Algumas mensagens são acompanhadas por um gráfico que mostraria o número de óbitos por covid-19 segundo o status vacinal na Inglaterra. Uma busca por palavras-chave em inglês com o site marcado no canto inferior esquerdo desse quadro, “TheExpose.uk”, levou a um artigo publicado em 1º de março de 2022. A AFP já verificou conteúdos divulgados nesse portal em outras ocasiões.

Em tradução livre do inglês, o texto tem como título: “Enquanto você esteve distraído com a invasão da Rússia, o governo do Reino Unido divulgou um relatório confirmando que totalmente vacinados agora correspondem a 9 em cada 10 mortes por covid-19 na Inglaterra”. O artigo compartilha dados sobre vacinados e não vacinados na Inglaterra e cita como fonte um relatório de vigilância do governo britânico publicado em 24 de fevereiro de 2022.

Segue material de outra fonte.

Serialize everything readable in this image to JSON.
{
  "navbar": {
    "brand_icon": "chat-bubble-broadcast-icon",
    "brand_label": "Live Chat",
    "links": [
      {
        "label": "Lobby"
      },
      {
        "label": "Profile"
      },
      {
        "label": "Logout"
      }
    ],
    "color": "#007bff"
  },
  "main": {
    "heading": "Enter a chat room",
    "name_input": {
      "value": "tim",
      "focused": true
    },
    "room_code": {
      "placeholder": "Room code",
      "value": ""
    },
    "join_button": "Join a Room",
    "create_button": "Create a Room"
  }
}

O link para esse artigo foi compartilhado centenas de vezes em idiomas como inglês, espanhol, francês e italiano, segundo mostra uma pesquisa na ferramenta CrowdTangle.

Relatório oficial

Uma nova busca por palavra-chave no Google com os termos “uk report vaccines week 8”, mencionados no artigo, permitiu encontrar o documento oficial e identificar a tabela que serviu como base para as publicações viralizadas.

Nela, são descritas as mortes por covid-19 por status de vacinação e por faixa etária na Inglaterra, 28 dias depois de um teste positivo para a doença, entre 30 de janeiro e 20 de fevereiro de 2022.

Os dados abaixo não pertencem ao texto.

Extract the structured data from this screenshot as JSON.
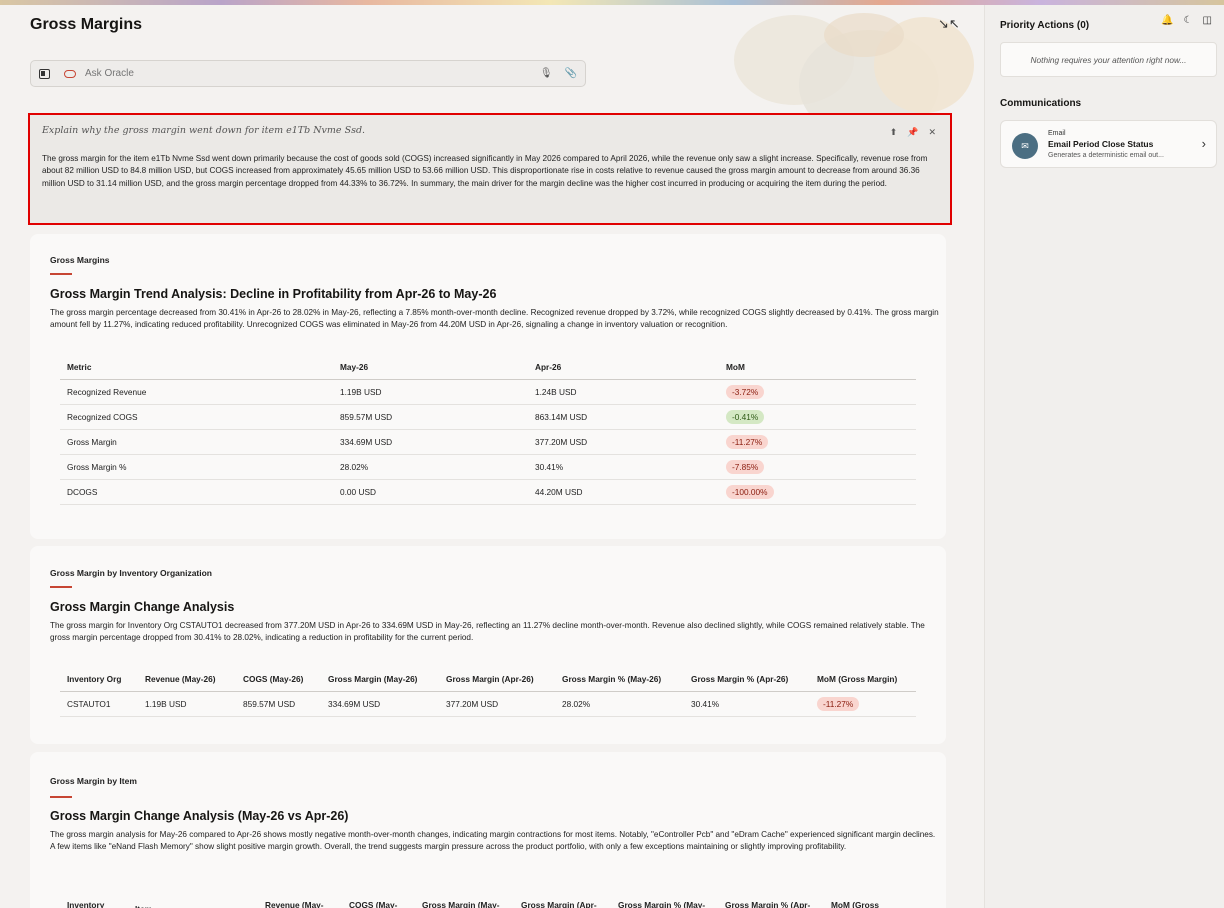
{
  "header": {
    "title": "Gross Margins"
  },
  "ask": {
    "placeholder": "Ask Oracle"
  },
  "ai_response": {
    "question": "Explain why the gross margin went down for item e1Tb Nvme Ssd.",
    "answer": "The gross margin for the item e1Tb Nvme Ssd went down primarily because the cost of goods sold (COGS) increased significantly in May 2026 compared to April 2026, while the revenue only saw a slight increase. Specifically, revenue rose from about 82 million USD to 84.8 million USD, but COGS increased from approximately 45.65 million USD to 53.66 million USD. This disproportionate rise in costs relative to revenue caused the gross margin amount to decrease from around 36.36 million USD to 31.14 million USD, and the gross margin percentage dropped from 44.33% to 36.72%. In summary, the main driver for the margin decline was the higher cost incurred in producing or acquiring the item during the period."
  },
  "card1": {
    "eyebrow": "Gross Margins",
    "heading": "Gross Margin Trend Analysis: Decline in Profitability from Apr-26 to May-26",
    "desc": "The gross margin percentage decreased from 30.41% in Apr-26 to 28.02% in May-26, reflecting a 7.85% month-over-month decline. Recognized revenue dropped by 3.72%, while recognized COGS slightly decreased by 0.41%. The gross margin amount fell by 11.27%, indicating reduced profitability. Unrecognized COGS was eliminated in May-26 from 44.20M USD in Apr-26, signaling a change in inventory valuation or recognition.",
    "columns": [
      "Metric",
      "May-26",
      "Apr-26",
      "MoM"
    ],
    "rows": [
      [
        "Recognized Revenue",
        "1.19B USD",
        "1.24B USD",
        "-3.72%"
      ],
      [
        "Recognized COGS",
        "859.57M USD",
        "863.14M USD",
        "-0.41%"
      ],
      [
        "Gross Margin",
        "334.69M USD",
        "377.20M USD",
        "-11.27%"
      ],
      [
        "Gross Margin %",
        "28.02%",
        "30.41%",
        "-7.85%"
      ],
      [
        "DCOGS",
        "0.00 USD",
        "44.20M USD",
        "-100.00%"
      ]
    ]
  },
  "card2": {
    "eyebrow": "Gross Margin by Inventory Organization",
    "heading": "Gross Margin Change Analysis",
    "desc": "The gross margin for Inventory Org CSTAUTO1 decreased from 377.20M USD in Apr-26 to 334.69M USD in May-26, reflecting an 11.27% decline month-over-month. Revenue also declined slightly, while COGS remained relatively stable. The gross margin percentage dropped from 30.41% to 28.02%, indicating a reduction in profitability for the current period.",
    "columns": [
      "Inventory Org",
      "Revenue (May-26)",
      "COGS (May-26)",
      "Gross Margin (May-26)",
      "Gross Margin (Apr-26)",
      "Gross Margin % (May-26)",
      "Gross Margin % (Apr-26)",
      "MoM (Gross Margin)"
    ],
    "rows": [
      [
        "CSTAUTO1",
        "1.19B USD",
        "859.57M USD",
        "334.69M USD",
        "377.20M USD",
        "28.02%",
        "30.41%",
        "-11.27%"
      ]
    ]
  },
  "card3": {
    "eyebrow": "Gross Margin by Item",
    "heading": "Gross Margin Change Analysis (May-26 vs Apr-26)",
    "desc": "The gross margin analysis for May-26 compared to Apr-26 shows mostly negative month-over-month changes, indicating margin contractions for most items. Notably, \"eController Pcb\" and \"eDram Cache\" experienced significant margin declines. A few items like \"eNand Flash Memory\" show slight positive margin growth. Overall, the trend suggests margin pressure across the product portfolio, with only a few exceptions maintaining or slightly improving profitability.",
    "columns": [
      "Inventory",
      "Item",
      "Revenue (May-",
      "COGS (May-",
      "Gross Margin (May-",
      "Gross Margin (Apr-",
      "Gross Margin % (May-",
      "Gross Margin % (Apr-",
      "MoM (Gross"
    ]
  },
  "side": {
    "priority_title": "Priority Actions (0)",
    "empty_text": "Nothing requires your attention right now...",
    "comm_title": "Communications",
    "comm_kind": "Email",
    "comm_name": "Email Period Close Status",
    "comm_sub": "Generates a deterministic email out..."
  },
  "colors": {
    "accent": "#c74634",
    "highlight_border": "#e00000",
    "neg_pill": "#f9d5cf",
    "pos_pill": "#d4e8c4"
  }
}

Há, no total, 4.883 óbitos registrados nesse período. Excluindo as mortes listadas como “unlinked”, correspondentes a indivíduos cujo número de cadastro no sistema público de saúde não está disponível, chega-se à cifra total compartilhada por usuários: 4.861.

Desses, 3.120 equivalem a indivíduos que receberam três doses da vacina, ao que o Exposé UK destaca: “Isso confirma mais uma vez que a grande maioria [de mortes] foi registrada entre a população triplamente vacinada”.

Contudo, ao contrário do que afirmam as publicações, essa população “totalmente vacinada” representa 6,4 em cada 10 mortes por covid-19 na Inglaterra, e não 9. O grupo correspondente a essa métrica (9 em cada 10) é o que soma vacinados com uma, duas e três doses.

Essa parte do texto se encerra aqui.